Macosx: network down when using rclone

Hi all,

I’m using a macbook pro, ethernet cable (not wifi), jumbo frames, and a very fast internet connection.
When I download (I generally use amazon drive for my pictures, so the files themselves are not too large), with the default options, I observe the following effect:

  1. spindump complains about rclone
  2. the ethernet card loses a packet, or something like that (I think this may be due to spindump freezing rclone for too long)
  3. the network goes down. also the local network goes down (e.g. I have nfs/samba folders mounted)
  4. rclone doesn’t report any error, just the average speed goes down (to zero).
  5. after a couple of minutes or so, the network comes back. rclone resumes downloading at regular speed
  6. goto 3 (note: goto 3)

Console log:

03/12/16 07:15:38,000 kernel[0]: process rclone[4667] caught causing excessive wakeups. Observed wakeups rate (per sec): 1249; Maximum permitted wakeups rate (per sec): 150; Observation period: 300 seconds; Task lifetime number of wakeups: 45002
03/12/16 07:15:38,692 com.apple.xpc.launchd[1]: (com.apple.ReportCrash.Root[4685]) Endpoint has been activated through legacy launch(3) APIs. Please switch to XPC or bootstrap_check_in(): com.apple.ReportCrash.DirectoryService
03/12/16 07:15:39,615 spindump[2075]: Saved wakeups_resource.diag report for rclone version ??? (???) to /Library/Logs/DiagnosticReports/rclone_2016-12-03-071539_chaosengine.wakeups_resource.diag
03/12/16 07:16:33,000 kernel[0]: vm_page_find_contiguous(num=644,low=1048575): found 0 pages at 0xffffffff000…scanned 681149 pages… yielded 675 times… dumped run 0 times… stole 0 pages… stole 0 compressed pages… wired count is 188383
03/12/16 07:16:33,000 kernel[0]: vm_page_find_contiguous: zone_gc called… wired count is 150785
03/12/16 07:16:35,000 kernel[0]: AppleYukon2: 00000000,000003e8 sk98osx sky2 - - sk98osx_sky2::replaceOrCopyPacket timedout
03/12/16 07:17:09,954 networkd[194]: -[NETAWDManager reportStats:metricID:] AWDServerConnection newMetricContainerWithIdentifier failed for metric 2686985, server 0x7ff99ac495a0, not reporting:
<AWDLibnetcoreStatsReport: 0x7ff99ac54a80> {
mbufStatisticsReport = {
mbuf16KBTotal = 1365;
mbuf256BTotal = 3024;
mbuf2KBTotal = 340;
mbuf4KBTotal = 872;
mbufDrainCount = 0;
mbufMemReleased = 0;
sockAtMBLimit = 0;
sockMBcnt = 37651;
};
networkdStatisticsReport = {
fallbackConnectionCount = 0;
totalConnectionCount = 1219;
totalSuccessfulConnectionCount = 642;
};
reportReason = 1;
}

the spindump for rclone is not informative, because obviously it’s not a debug build,
this problem is definitely connected with rclone (when I download large files via browser, I don’t see any such effect).
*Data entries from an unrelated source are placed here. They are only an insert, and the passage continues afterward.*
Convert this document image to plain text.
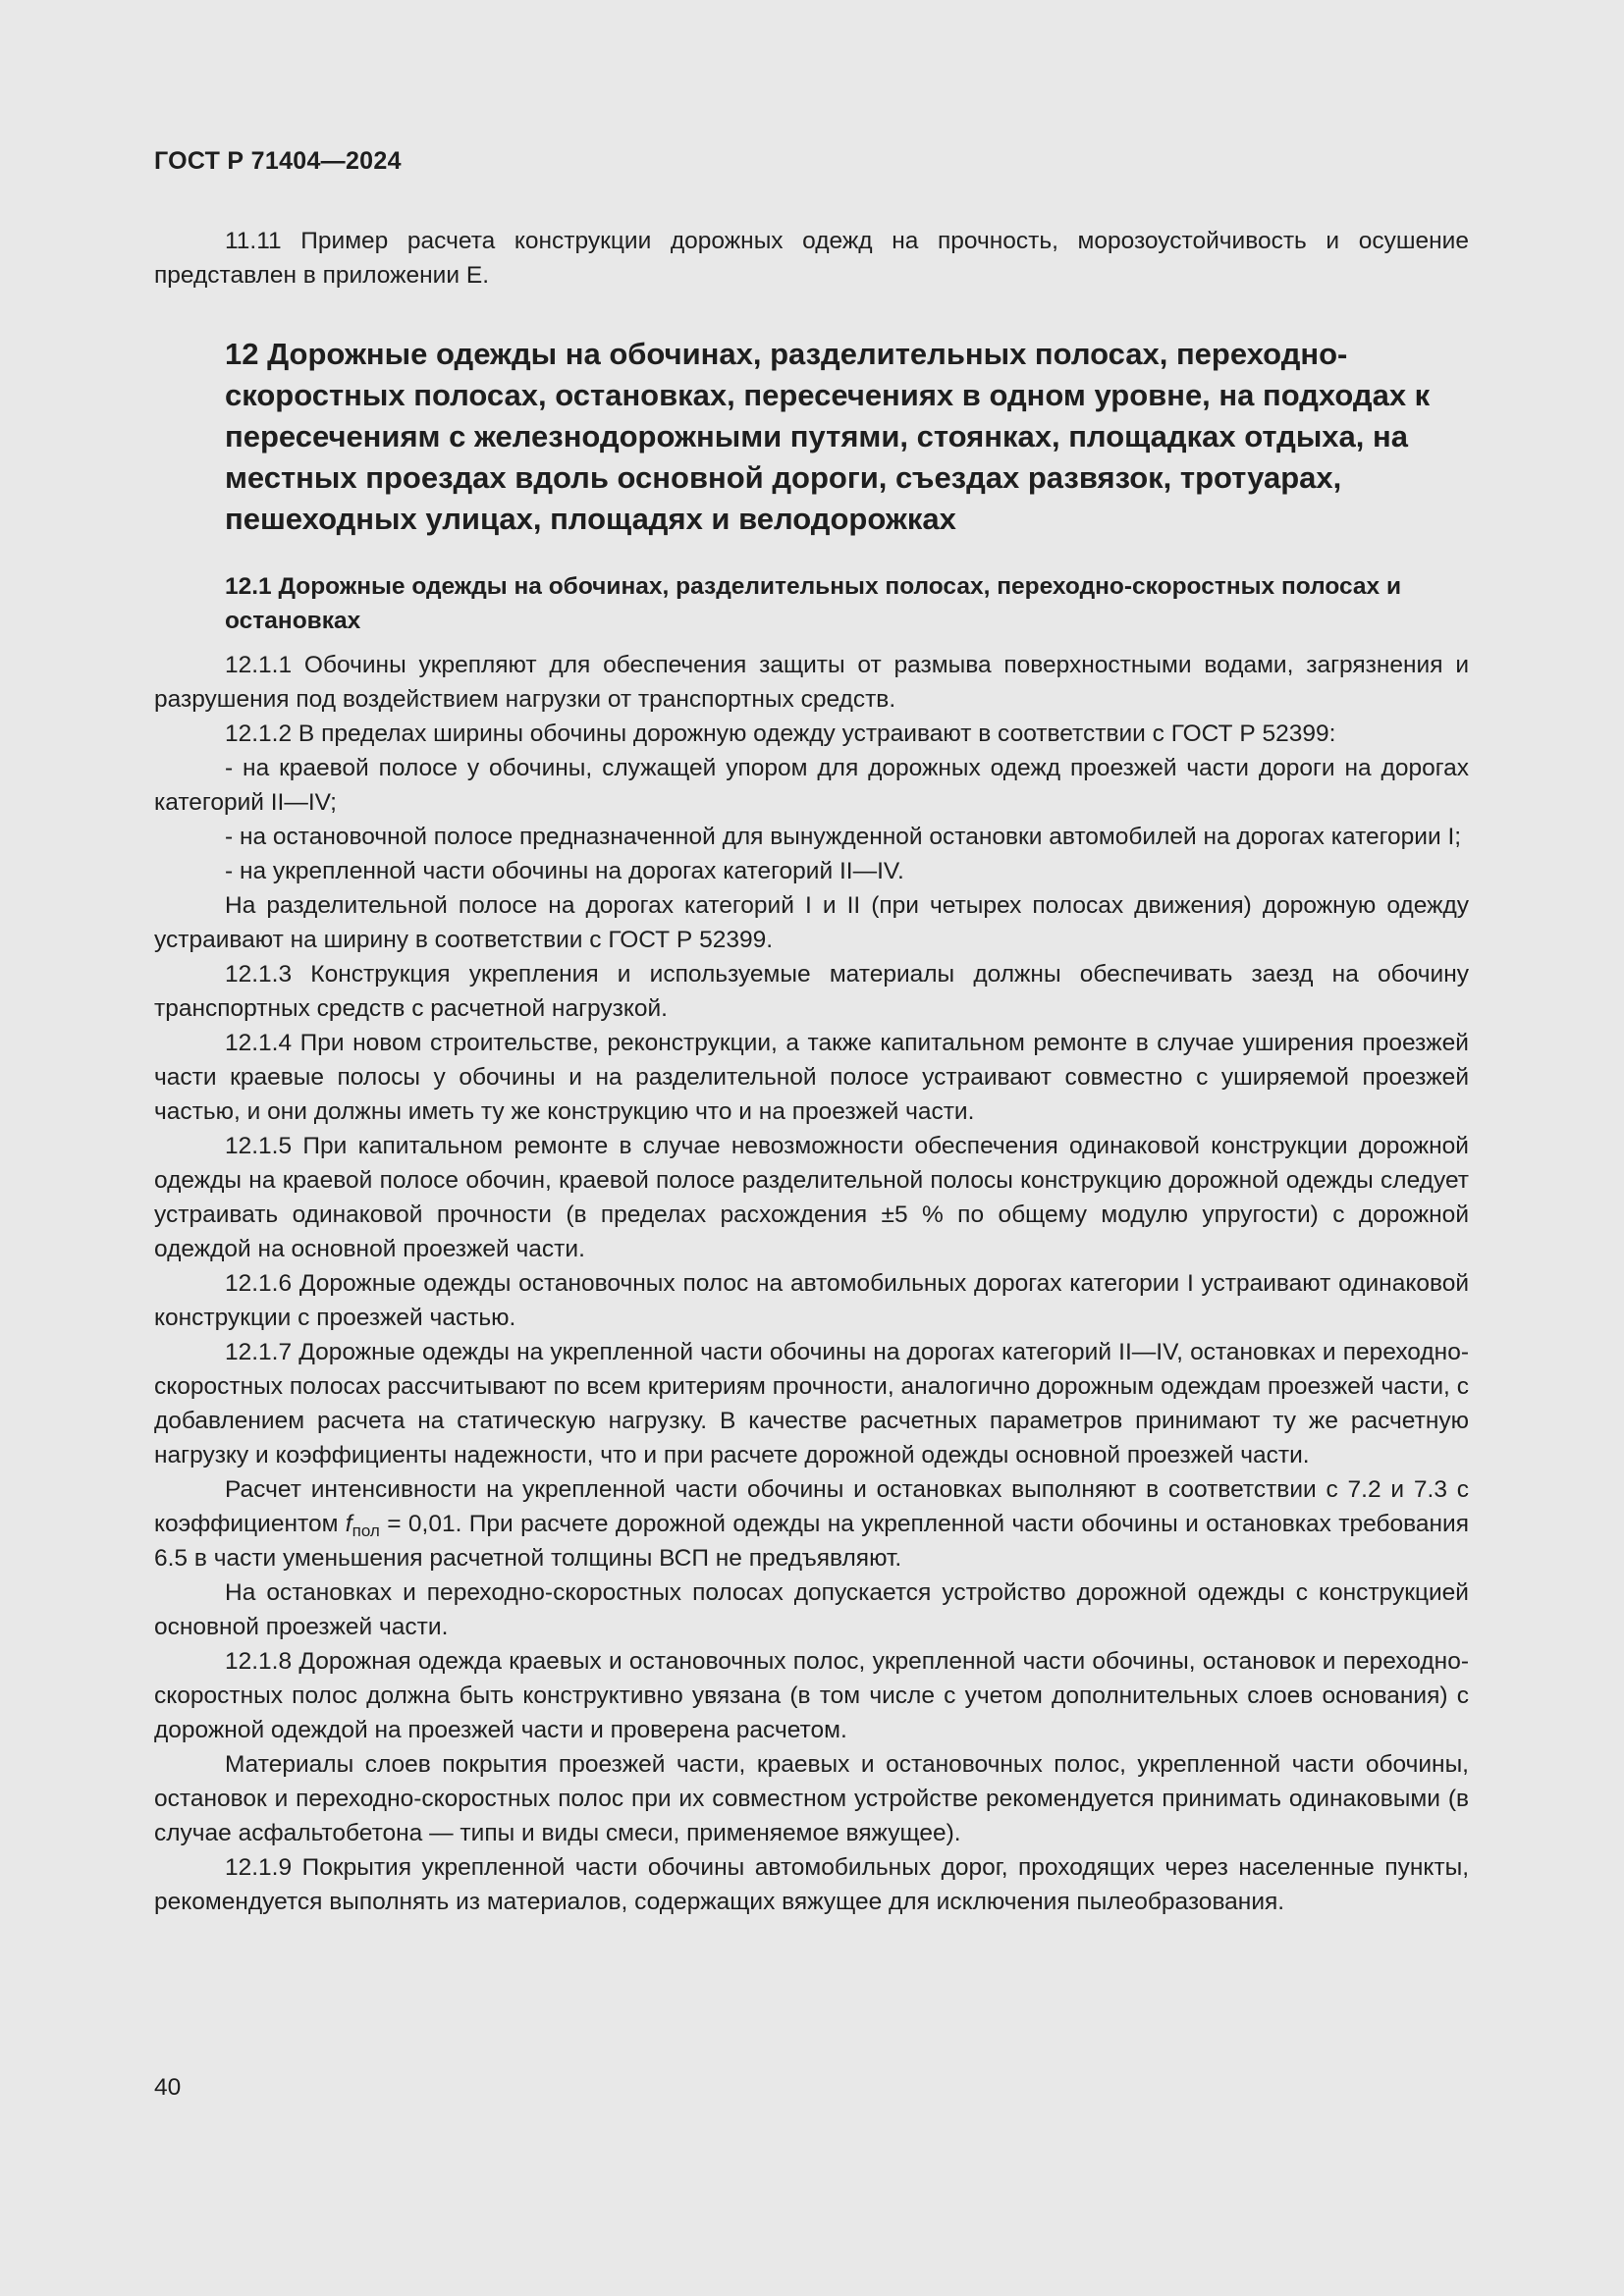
ГОСТ Р 71404—2024

11.11 Пример расчета конструкции дорожных одежд на прочность, морозоустойчивость и осушение представлен в приложении Е.

12 Дорожные одежды на обочинах, разделительных полосах, переходно-скоростных полосах, остановках, пересечениях в одном уровне, на подходах к пересечениям с железнодорожными путями, стоянках, площадках отдыха, на местных проездах вдоль основной дороги, съездах развязок, тротуарах, пешеходных улицах, площадях и велодорожках
12.1 Дорожные одежды на обочинах, разделительных полосах, переходно-скоростных полосах и остановках

12.1.1 Обочины укрепляют для обеспечения защиты от размыва поверхностными водами, загрязнения и разрушения под воздействием нагрузки от транспортных средств.

12.1.2 В пределах ширины обочины дорожную одежду устраивают в соответствии с ГОСТ Р 52399:

- на краевой полосе у обочины, служащей упором для дорожных одежд проезжей части дороги на дорогах категорий II—IV;

- на остановочной полосе предназначенной для вынужденной остановки автомобилей на дорогах категории I;

- на укрепленной части обочины на дорогах категорий II—IV.

На разделительной полосе на дорогах категорий I и II (при четырех полосах движения) дорожную одежду устраивают на ширину в соответствии с ГОСТ Р 52399.

12.1.3 Конструкция укрепления и используемые материалы должны обеспечивать заезд на обочину транспортных средств с расчетной нагрузкой.

12.1.4 При новом строительстве, реконструкции, а также капитальном ремонте в случае уширения проезжей части краевые полосы у обочины и на разделительной полосе устраивают совместно с уширяемой проезжей частью, и они должны иметь ту же конструкцию что и на проезжей части.

12.1.5 При капитальном ремонте в случае невозможности обеспечения одинаковой конструкции дорожной одежды на краевой полосе обочин, краевой полосе разделительной полосы конструкцию дорожной одежды следует устраивать одинаковой прочности (в пределах расхождения ±5 % по общему модулю упругости) с дорожной одеждой на основной проезжей части.

12.1.6 Дорожные одежды остановочных полос на автомобильных дорогах категории I устраивают одинаковой конструкции с проезжей частью.

12.1.7 Дорожные одежды на укрепленной части обочины на дорогах категорий II—IV, остановках и переходно-скоростных полосах рассчитывают по всем критериям прочности, аналогично дорожным одеждам проезжей части, с добавлением расчета на статическую нагрузку. В качестве расчетных параметров принимают ту же расчетную нагрузку и коэффициенты надежности, что и при расчете дорожной одежды основной проезжей части.

Расчет интенсивности на укрепленной части обочины и остановках выполняют в соответствии с 7.2 и 7.3 с коэффициентом $f_{пол} = 0,01$. При расчете дорожной одежды на укрепленной части обочины и остановках требования 6.5 в части уменьшения расчетной толщины ВСП не предъявляют.

На остановках и переходно-скоростных полосах допускается устройство дорожной одежды с конструкцией основной проезжей части.

12.1.8 Дорожная одежда краевых и остановочных полос, укрепленной части обочины, остановок и переходно-скоростных полос должна быть конструктивно увязана (в том числе с учетом дополнительных слоев основания) с дорожной одеждой на проезжей части и проверена расчетом.

Материалы слоев покрытия проезжей части, краевых и остановочных полос, укрепленной части обочины, остановок и переходно-скоростных полос при их совместном устройстве рекомендуется принимать одинаковыми (в случае асфальтобетона — типы и виды смеси, применяемое вяжущее).

12.1.9 Покрытия укрепленной части обочины автомобильных дорог, проходящих через населенные пункты, рекомендуется выполнять из материалов, содержащих вяжущее для исключения пылеобразования.

40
I also suspect that it’s related to the download speed/bandwidth (when I connect via wifi to the router, apparently it doesn’t happen. also if I disable jumbo frames it happens less frequently).

I’m raising the problem here, because I had no problem with rclone 1.32, so I cannot rule out the possibility of a bug in rclone, but let me remark that I don’t know exactly what changed in the meanwhile (I may have installed macosx updates… Apple tends to break things silently all the time…)

Hmm, interesting!

rclone is very efficient at working the networking - I’ve had lots of reports of it breaking people’s routers etc, so I wonder if a similar effect is going on here.

What if you try setting a --bwlimit - does that make a difference?

You could also try setting --checkers 1 and --transfers 1 to see if that makes a difference.

If any of those help, then I think the most likely cause is an Ethernet driver update. I’ve seen quite a lot of Ethernet drivers over the years which work fine for light use, but go wrong when you stress them.

It’s definitely related to jumbo frames: if I disable them, the problem becomes much much harder to reproduce.
Is it possible that in rclone there’s some piece of code that goes crazy when the frame size is larger than usual?

rclone only deals with TCP - the OS should hide all those lower layers completely about frame size etc.

So I think it is unlikely, but not absolutely impossible!